首先以乳酸为原料,以季戊四醇为支化剂,采用SnCl_2·2H_2O/TSA复合催化剂合成了星形支化聚L-乳酸。结果表明,较适宜的熔融缩聚工艺条件为:催化剂SnCl_2·2H_2O加入量为0.5wt%,L-乳酸与支化剂季戊四醇(PET)的摩尔比为1500,聚合温度为180℃,在1.5kPa聚合12小时,得到分子量为53000左右的星形聚L-乳酸。
研究了不同结构的聚乳酸的体外水解行为,结果表明星形聚L-乳酸具有比较好的降解性能。
用差示扫描量热法(DSC)研究了星形聚L-乳酸的结晶和熔融行为。DSC研究结果发现,熔融缩聚制备出的星形聚L-乳酸热结晶时基本观察不到结晶峰。经过等温热结晶处理后的星形聚L-乳酸再次升温扫描时候出现了双熔融峰的现象,其中低熔融峰的峰值温度(T_m(L))与等温结晶温度的对数值成线性增长关系,而高熔融峰的峰值温度(T_m(H))与等温结晶温度基本无关。
Polylactide(PLA) is a biodegradable and biocompatible crystalline polymer which has resultant environmental advantages among all synthetic polymers. Especially, the well-defined macromolecular architecture such as star-shaped PLA, star block PLA and comb-like PLA attracted considerable interest due to their various functions and properties resulting from their special structures. Therefore, it is reasonable to make further efforts to investigate special structure polylactide, such as star-shaped PLA which with lower holding water property and cost-efficient processing.

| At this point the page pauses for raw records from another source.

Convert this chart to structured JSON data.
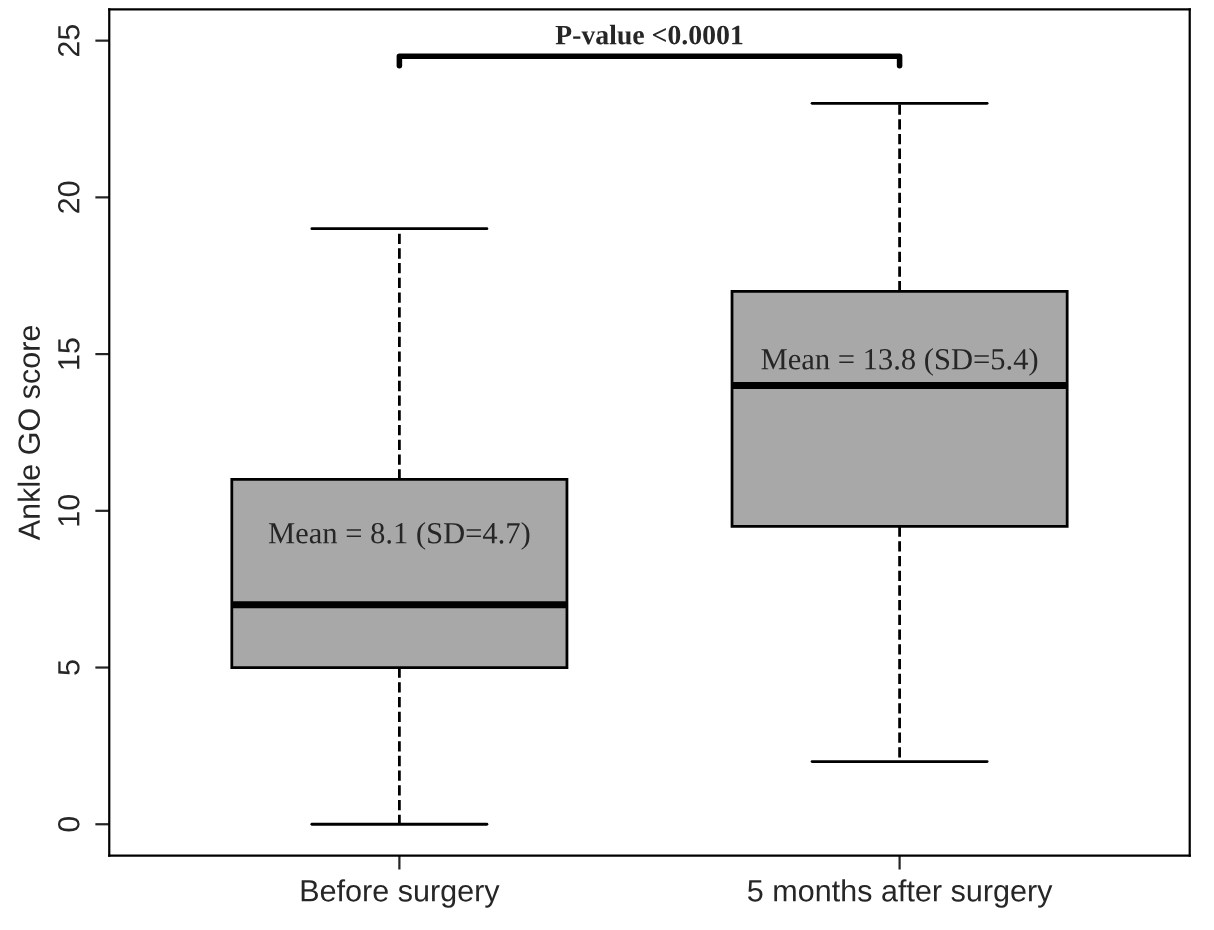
{
  "chart_data": {
    "type": "box",
    "categories": [
      "Before surgery",
      "5 months after surgery"
    ],
    "boxes": [
      {
        "low": 0,
        "q1": 5,
        "median": 7,
        "q3": 11,
        "high": 19
      },
      {
        "low": 2,
        "q1": 9.5,
        "median": 14,
        "q3": 17,
        "high": 23
      }
    ],
    "color": "#a8a8a8",
    "ylabel": "Ankle GO score",
    "ylim": [
      -1,
      26
    ],
    "yticks": [
      0,
      5,
      10,
      15,
      20,
      25
    ],
    "annotations": [
      "P-value <0.0001",
      "Mean = 8.1 (SD=4.7)",
      "Mean = 13.8 (SD=5.4)"
    ]
  }
}
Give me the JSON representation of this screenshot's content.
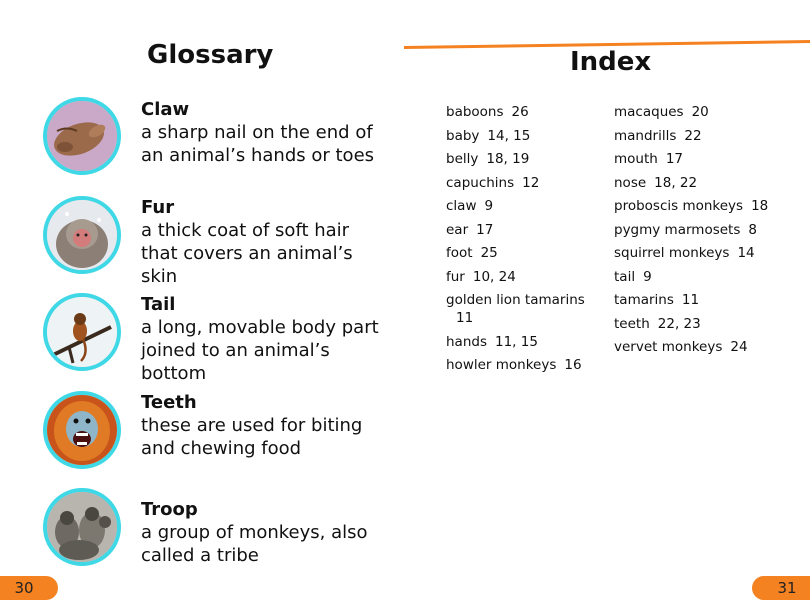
{
  "glossary": {
    "title": "Glossary",
    "entries": [
      {
        "term": "Claw",
        "definition": "a sharp nail on the end of an animal’s hands or toes",
        "icon": "monkey-claw-photo"
      },
      {
        "term": "Fur",
        "definition": "a thick coat of soft hair that covers an animal’s skin",
        "icon": "snow-monkey-photo"
      },
      {
        "term": "Tail",
        "definition": "a long, movable body part joined to an animal’s bottom",
        "icon": "monkey-on-branch-photo"
      },
      {
        "term": "Teeth",
        "definition": "these are used for biting and chewing food",
        "icon": "snub-nosed-monkey-teeth-photo"
      },
      {
        "term": "Troop",
        "definition": "a group of monkeys, also called a tribe",
        "icon": "monkey-troop-photo"
      }
    ]
  },
  "index": {
    "title": "Index",
    "left": [
      {
        "term": "baboons",
        "pages": "26"
      },
      {
        "term": "baby",
        "pages": "14, 15"
      },
      {
        "term": "belly",
        "pages": "18, 19"
      },
      {
        "term": "capuchins",
        "pages": "12"
      },
      {
        "term": "claw",
        "pages": "9"
      },
      {
        "term": "ear",
        "pages": "17"
      },
      {
        "term": "foot",
        "pages": "25"
      },
      {
        "term": "fur",
        "pages": "10, 24"
      },
      {
        "term": "golden lion tamarins",
        "pages": "11"
      },
      {
        "term": "hands",
        "pages": "11, 15"
      },
      {
        "term": "howler monkeys",
        "pages": "16"
      }
    ],
    "right": [
      {
        "term": "macaques",
        "pages": "20"
      },
      {
        "term": "mandrills",
        "pages": "22"
      },
      {
        "term": "mouth",
        "pages": "17"
      },
      {
        "term": "nose",
        "pages": "18, 22"
      },
      {
        "term": "proboscis monkeys",
        "pages": "18"
      },
      {
        "term": "pygmy marmosets",
        "pages": "8"
      },
      {
        "term": "squirrel monkeys",
        "pages": "14"
      },
      {
        "term": "tail",
        "pages": "9"
      },
      {
        "term": "tamarins",
        "pages": "11"
      },
      {
        "term": "teeth",
        "pages": "22, 23"
      },
      {
        "term": "vervet monkeys",
        "pages": "24"
      }
    ]
  },
  "page_numbers": {
    "left": "30",
    "right": "31"
  },
  "colors": {
    "accent": "#f48221",
    "photo_ring": "#3fd8e6"
  }
}
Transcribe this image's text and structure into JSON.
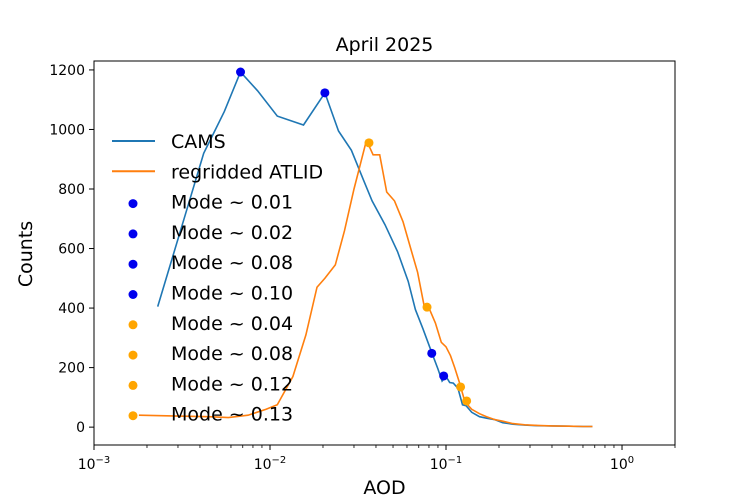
{
  "chart_data": {
    "type": "line",
    "title": "April 2025",
    "xlabel": "AOD",
    "ylabel": "Counts",
    "xscale": "log",
    "xlim": [
      0.001,
      2.0
    ],
    "ylim": [
      -60,
      1230
    ],
    "xticks": [
      {
        "value": 0.001,
        "base": "10",
        "exp": "−3"
      },
      {
        "value": 0.01,
        "base": "10",
        "exp": "−2"
      },
      {
        "value": 0.1,
        "base": "10",
        "exp": "−1"
      },
      {
        "value": 1,
        "base": "10",
        "exp": "0"
      }
    ],
    "yticks": [
      0,
      200,
      400,
      600,
      800,
      1000,
      1200
    ],
    "grid": false,
    "legend_position": "left",
    "series": [
      {
        "name": "CAMS",
        "color": "#1f77b4",
        "x": [
          0.0023,
          0.0031,
          0.0042,
          0.0055,
          0.0068,
          0.0085,
          0.011,
          0.0155,
          0.0205,
          0.0245,
          0.029,
          0.034,
          0.038,
          0.045,
          0.053,
          0.061,
          0.067,
          0.074,
          0.083,
          0.09,
          0.095,
          0.1,
          0.105,
          0.11,
          0.117,
          0.124,
          0.13,
          0.14,
          0.155,
          0.17,
          0.19,
          0.21,
          0.24,
          0.28,
          0.33,
          0.4,
          0.5,
          0.6,
          0.68
        ],
        "y": [
          405,
          660,
          920,
          1060,
          1193,
          1130,
          1045,
          1015,
          1123,
          995,
          930,
          830,
          760,
          680,
          590,
          490,
          395,
          330,
          250,
          195,
          155,
          170,
          150,
          148,
          130,
          75,
          72,
          50,
          35,
          30,
          25,
          15,
          10,
          7,
          5,
          4,
          3,
          2,
          2
        ]
      },
      {
        "name": "regridded ATLID",
        "color": "#ff7f0e",
        "x": [
          0.0018,
          0.003,
          0.0045,
          0.0058,
          0.0075,
          0.0095,
          0.011,
          0.0135,
          0.016,
          0.0185,
          0.0205,
          0.0235,
          0.0265,
          0.03,
          0.0325,
          0.035,
          0.0365,
          0.0385,
          0.042,
          0.046,
          0.051,
          0.057,
          0.063,
          0.069,
          0.075,
          0.08,
          0.087,
          0.094,
          0.1,
          0.106,
          0.112,
          0.12,
          0.128,
          0.14,
          0.155,
          0.17,
          0.19,
          0.21,
          0.24,
          0.28,
          0.33,
          0.4,
          0.5,
          0.6,
          0.68
        ],
        "y": [
          40,
          37,
          35,
          32,
          40,
          60,
          75,
          170,
          310,
          470,
          500,
          545,
          660,
          800,
          880,
          955,
          945,
          915,
          915,
          790,
          760,
          690,
          600,
          520,
          410,
          400,
          350,
          285,
          270,
          240,
          200,
          145,
          85,
          60,
          45,
          35,
          25,
          20,
          12,
          8,
          6,
          4,
          3,
          2,
          2
        ]
      }
    ],
    "markers": [
      {
        "label": "Mode ~ 0.01",
        "x": 0.0068,
        "y": 1193,
        "color": "#0000ee"
      },
      {
        "label": "Mode ~ 0.02",
        "x": 0.0205,
        "y": 1123,
        "color": "#0000ee"
      },
      {
        "label": "Mode ~ 0.08",
        "x": 0.083,
        "y": 248,
        "color": "#0000ee"
      },
      {
        "label": "Mode ~ 0.10",
        "x": 0.097,
        "y": 172,
        "color": "#0000ee"
      },
      {
        "label": "Mode ~ 0.04",
        "x": 0.0365,
        "y": 955,
        "color": "#ffa500"
      },
      {
        "label": "Mode ~ 0.08",
        "x": 0.078,
        "y": 403,
        "color": "#ffa500"
      },
      {
        "label": "Mode ~ 0.12",
        "x": 0.121,
        "y": 135,
        "color": "#ffa500"
      },
      {
        "label": "Mode ~ 0.13",
        "x": 0.131,
        "y": 88,
        "color": "#ffa500"
      }
    ]
  }
}
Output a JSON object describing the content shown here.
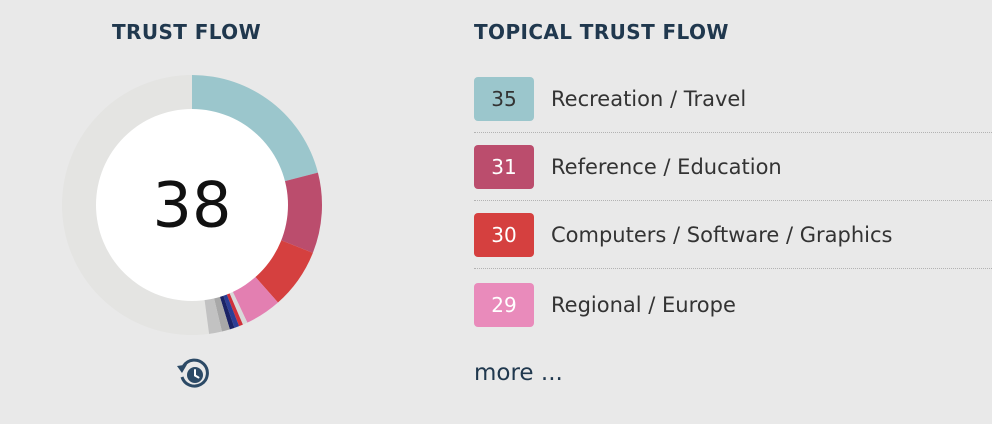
{
  "trust_flow": {
    "title": "TRUST FLOW",
    "value": "38",
    "ring_track_color": "#e4e4e2",
    "history_icon": "history-clock-icon",
    "segments": [
      {
        "fraction": 0.21,
        "color": "#9bc6cc"
      },
      {
        "fraction": 0.1,
        "color": "#bb4d6d"
      },
      {
        "fraction": 0.075,
        "color": "#d5403f"
      },
      {
        "fraction": 0.045,
        "color": "#e37fb1"
      },
      {
        "fraction": 0.006,
        "color": "#d9d9d9"
      },
      {
        "fraction": 0.005,
        "color": "#d0303a"
      },
      {
        "fraction": 0.006,
        "color": "#2c3e95"
      },
      {
        "fraction": 0.006,
        "color": "#1b2366"
      },
      {
        "fraction": 0.01,
        "color": "#a8a8a8"
      },
      {
        "fraction": 0.016,
        "color": "#c2c2c2"
      }
    ]
  },
  "topical": {
    "title": "TOPICAL TRUST FLOW",
    "items": [
      {
        "value": "35",
        "label": "Recreation / Travel",
        "bg": "#9bc6cc",
        "fg": "#333333"
      },
      {
        "value": "31",
        "label": "Reference / Education",
        "bg": "#bb4d6d",
        "fg": "#ffffff"
      },
      {
        "value": "30",
        "label": "Computers / Software / Graphics",
        "bg": "#d5403f",
        "fg": "#ffffff"
      },
      {
        "value": "29",
        "label": "Regional / Europe",
        "bg": "#e98bbb",
        "fg": "#ffffff"
      }
    ],
    "more_label": "more ..."
  }
}
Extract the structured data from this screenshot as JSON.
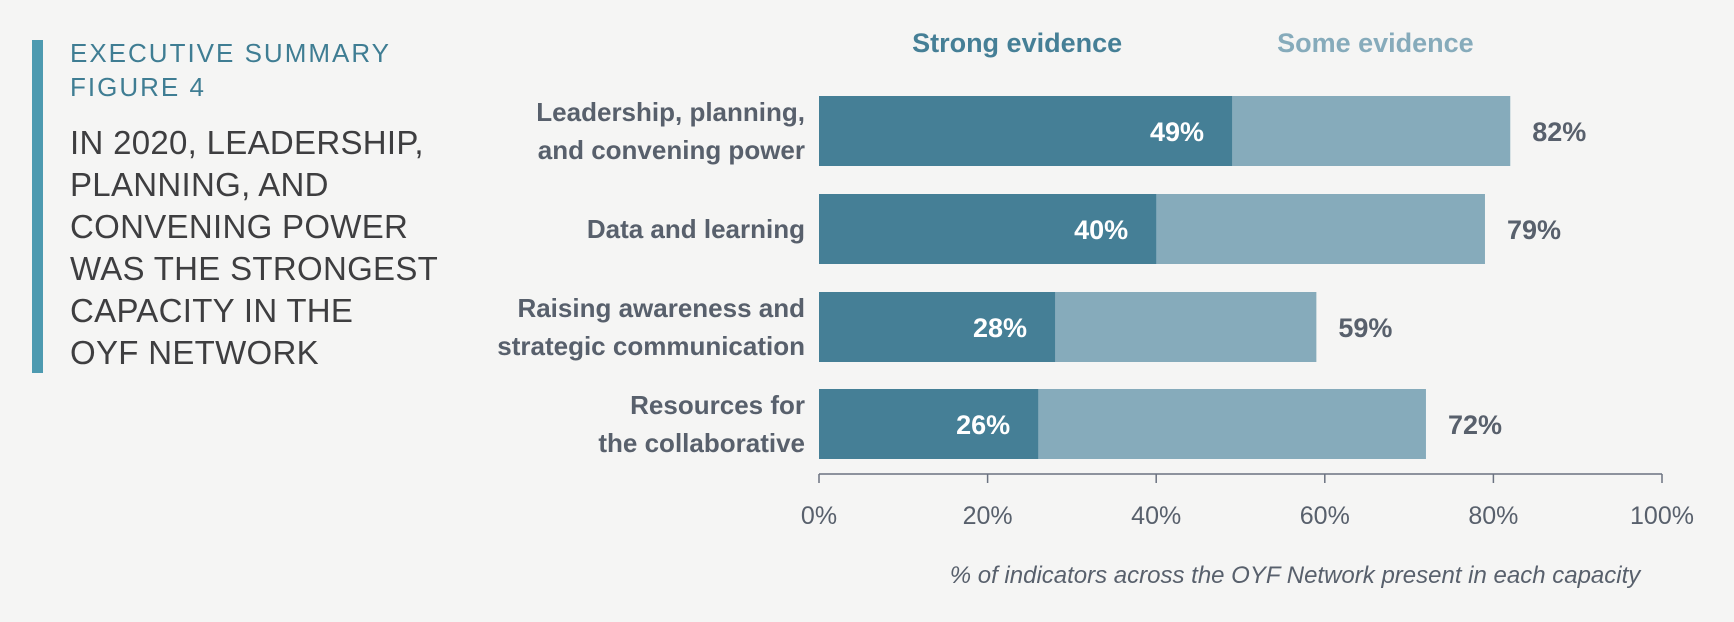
{
  "sidebar": {
    "kicker_line1": "EXECUTIVE SUMMARY",
    "kicker_line2": "FIGURE 4",
    "headline_lines": [
      "IN 2020, LEADERSHIP,",
      "PLANNING, AND",
      "CONVENING POWER",
      "WAS THE STRONGEST",
      "CAPACITY IN THE",
      "OYF NETWORK"
    ]
  },
  "colors": {
    "accent_bar": "#4d9ab0",
    "strong": "#457f96",
    "some": "#86abbb",
    "label_text": "#58606c",
    "kicker_text": "#3f7d93",
    "headline_text": "#3e3e40",
    "axis": "#6b7280"
  },
  "chart_data": {
    "type": "bar",
    "orientation": "horizontal",
    "stacked_overlay": true,
    "title": "",
    "categories": [
      [
        "Leadership, planning,",
        "and convening power"
      ],
      [
        "Data and learning"
      ],
      [
        "Raising awareness and",
        "strategic communication"
      ],
      [
        "Resources for",
        "the collaborative"
      ]
    ],
    "series": [
      {
        "name": "Strong evidence",
        "values": [
          49,
          40,
          28,
          26
        ],
        "labels": [
          "49%",
          "40%",
          "28%",
          "26%"
        ]
      },
      {
        "name": "Some evidence",
        "values": [
          82,
          79,
          59,
          72
        ],
        "labels": [
          "82%",
          "79%",
          "59%",
          "72%"
        ]
      }
    ],
    "xlim": [
      0,
      100
    ],
    "xticks": [
      "0%",
      "20%",
      "40%",
      "60%",
      "80%",
      "100%"
    ],
    "xlabel": "% of indicators across the OYF Network present in each capacity",
    "legend_position": "top",
    "grid": false
  }
}
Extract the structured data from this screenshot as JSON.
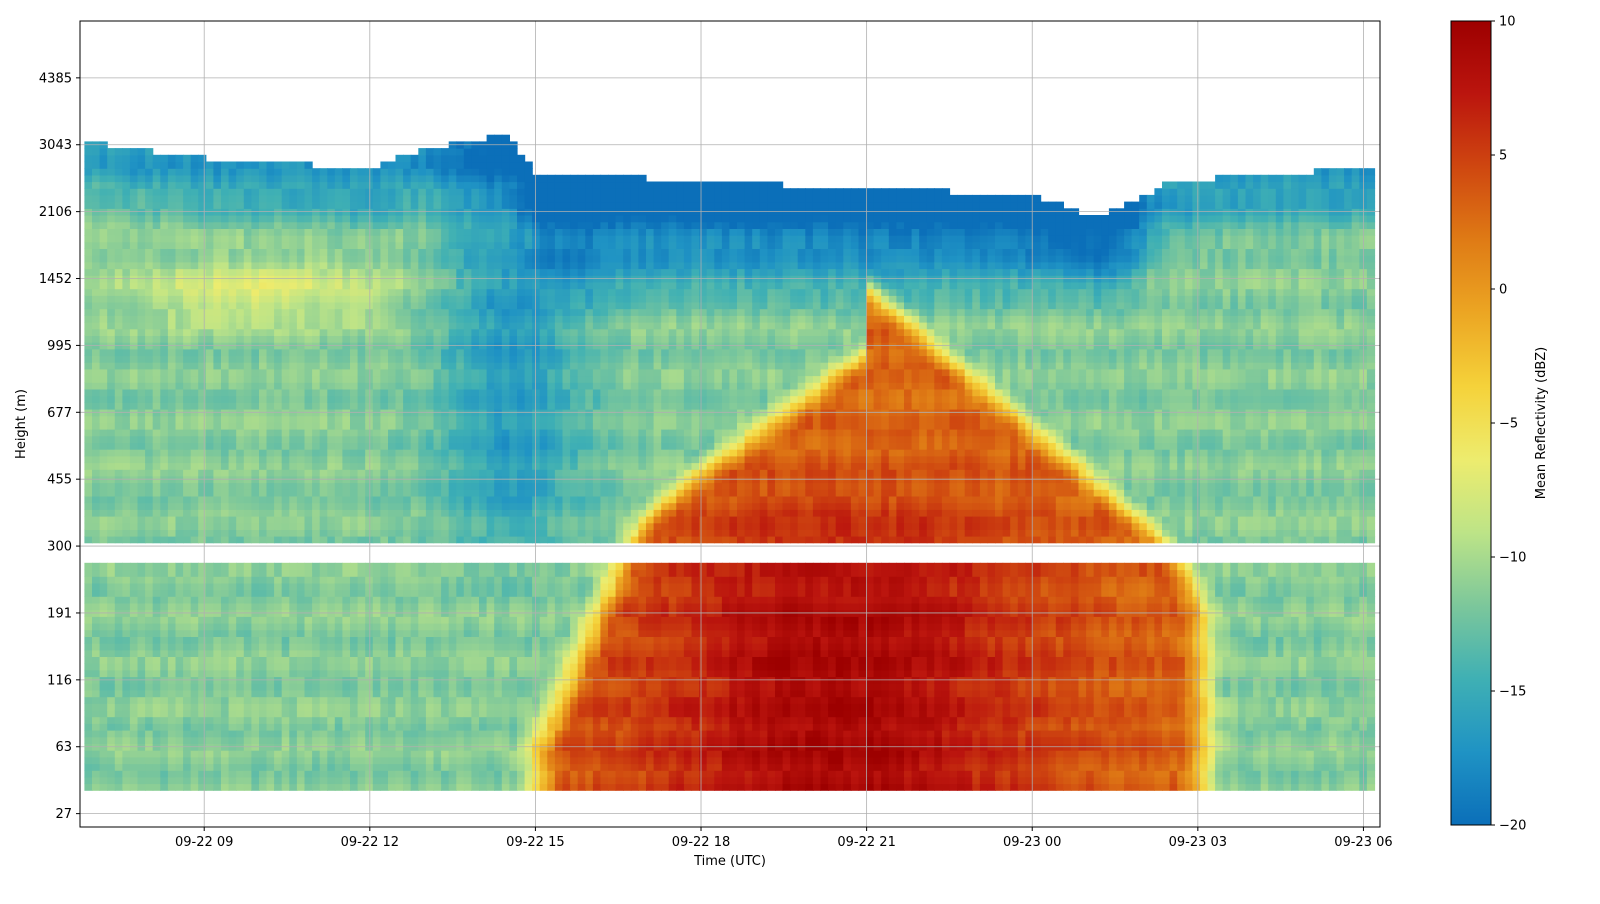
{
  "chart_data": {
    "type": "heatmap",
    "title": "",
    "xlabel": "Time (UTC)",
    "ylabel": "Height (m)",
    "x_ticks": [
      "09-22 09",
      "09-22 12",
      "09-22 15",
      "09-22 18",
      "09-22 21",
      "09-23 00",
      "09-23 03",
      "09-23 06"
    ],
    "x_tick_hours": [
      9,
      12,
      15,
      18,
      21,
      24,
      27,
      30
    ],
    "xlim_hours": [
      6.75,
      30.3
    ],
    "data_x_range_hours": [
      6.83,
      30.2
    ],
    "y_ticks": [
      "27",
      "63",
      "116",
      "191",
      "300",
      "455",
      "677",
      "995",
      "1452",
      "2106",
      "3043",
      "4385"
    ],
    "y_scale": "tick-index (uneven, ~log)",
    "ylim_tick_index": [
      -0.2,
      11.85
    ],
    "grid": true,
    "colorbar": {
      "label": "Mean Reflectivity (dBZ)",
      "min": -20,
      "max": 10,
      "ticks": [
        "10",
        "5",
        "0",
        "−5",
        "−10",
        "−15",
        "−20"
      ],
      "tick_values": [
        10,
        5,
        0,
        -5,
        -10,
        -15,
        -20
      ],
      "colors": [
        "#0b6fb9",
        "#1f93c4",
        "#3fb0b4",
        "#7cc79b",
        "#bde487",
        "#edec6e",
        "#f5d23a",
        "#eca623",
        "#df7b15",
        "#cf4710",
        "#bb150e",
        "#9d0000"
      ]
    },
    "data_gaps_height_m": [
      "250 (horizontal gap near 300)",
      "below ~40"
    ],
    "estimated_field": {
      "description": "Mean reflectivity (dBZ) vs time (hours since 09-22 00 UTC) and height index",
      "cloud_top_tick_index": [
        [
          6.8,
          10.0
        ],
        [
          9.0,
          9.75
        ],
        [
          12.0,
          9.6
        ],
        [
          13.0,
          9.9
        ],
        [
          14.5,
          10.1
        ],
        [
          15.0,
          9.55
        ],
        [
          18.0,
          9.4
        ],
        [
          21.0,
          9.3
        ],
        [
          24.0,
          9.2
        ],
        [
          25.2,
          8.85
        ],
        [
          26.5,
          9.4
        ],
        [
          28.0,
          9.5
        ],
        [
          30.2,
          9.6
        ]
      ],
      "rain_event_hours": [
        15.0,
        27.0
      ],
      "max_reflectivity_dbz": 9,
      "min_reflectivity_dbz": -19
    }
  }
}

In this study, the star-shaped poly (L-lactide) (SPLLA) was synthesised and its properties were studied, the melt polycondensation of 4-arms star-shaped PLLA synthesized by the well-known SnCl_2·2H_2O/TSA and pentaerythritol (PET) have been investigated in detail. Degradation, crystallization and melting behaviors of resulting star-shaped PLLA had been investigated. Star-shaped with weight-average molecular weight of about 53000 was successfully synthesized with 0.5wt% SnCl_2·2H_2O at 180℃and under 1.5kPa for 12 hours.
The hydrolytic degradation of different kinds of PLLA was studied. With almost the same molecular weights, star-shaped PLLA possessed the best degradability.
Differential scanning calorimetry (DSC) and polarizing microscope were utilized to characterize the crystallization and melting behaviors of star-shaped PLLA.
In the DSC study, it is found that in the hot isothermal crystallization process, the crystallization peaks were very weak. When the sample gone through hot crystallization were reheated, no crystallization peak but double melting peak, a low-temperature melting peak(L peak)and a high-temperature melting peak(H peak), were observed. The L peak temperature(T_m(L)) increased linearly with logarithm of the isothermal crystallization temperature while the H peak temperature (T_m(H)) kept constant.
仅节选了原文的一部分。